Inkjet-printed Sakamoto paper; psalms

A paper net upon which is printed the text of the Book of Psalms in the King James Version (KJV) of the Bible. This antiquated translation of the Psalms, which dates from the early 17th century, is some of the first free verse in English (free verse is poetry without rhyme or meter). One of the most striking editions of the KJV was printed by the typographer John Baskerville, who was an outspoken atheist. Referencing his printing of the KJV, the text of "Prayer Net" is set in a digital Baskerville.
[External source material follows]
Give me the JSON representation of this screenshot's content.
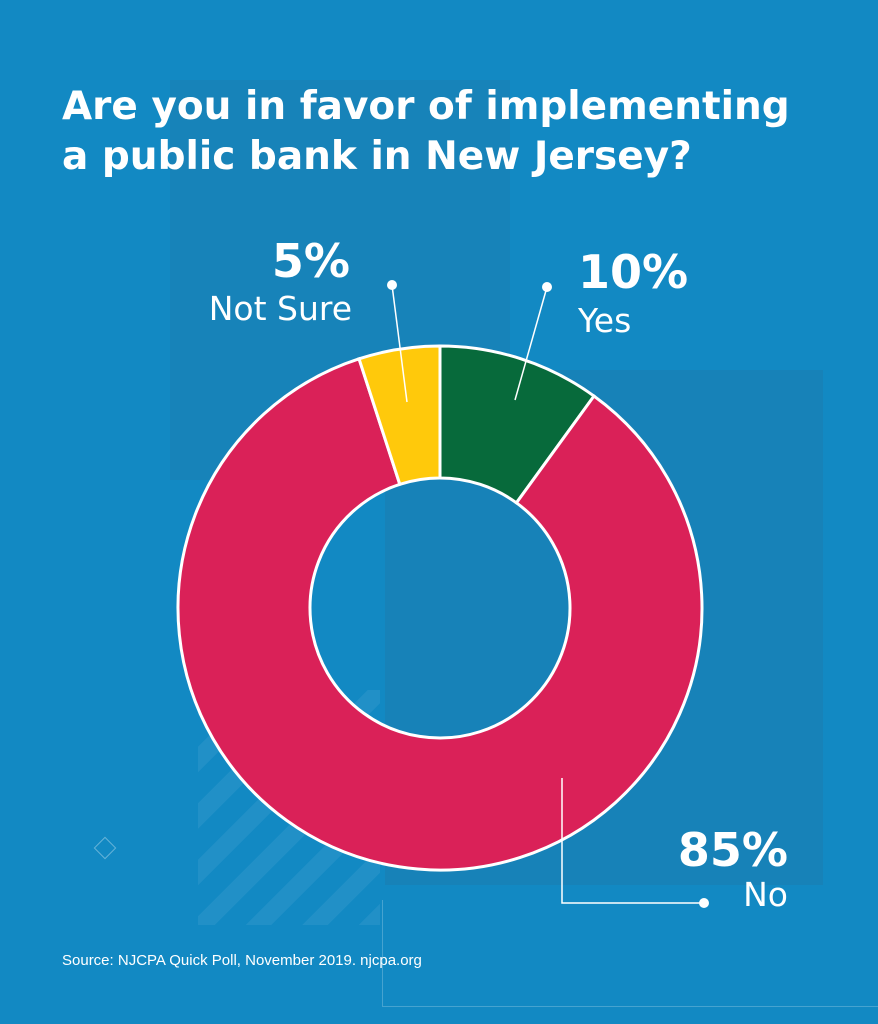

As nets are mostly negative space, "Prayer Net" stretches a particular text to its maximum dimensions. When tensioned, the net measures about 5 by 20 feet, but it can compress to about two cubic feet.
Pocket Cathedrals


Drawn thread work on mull; eggshells, 23k gold, sewing thread

Installation of gilded eggshells, suspended in fabric ‘slings.’ The title references a comment made by one of William Morris’ collaborators: “when the book is done, if we live to finish it, it will be like a pocket cathedral.”
Materia de Frágil Supervivencia


Tracing paper, graphite, 23k gold leaf, leaves

Contains three parallel, but conflicting, narratives about an 18th-century Oaxacan botanical manuscript.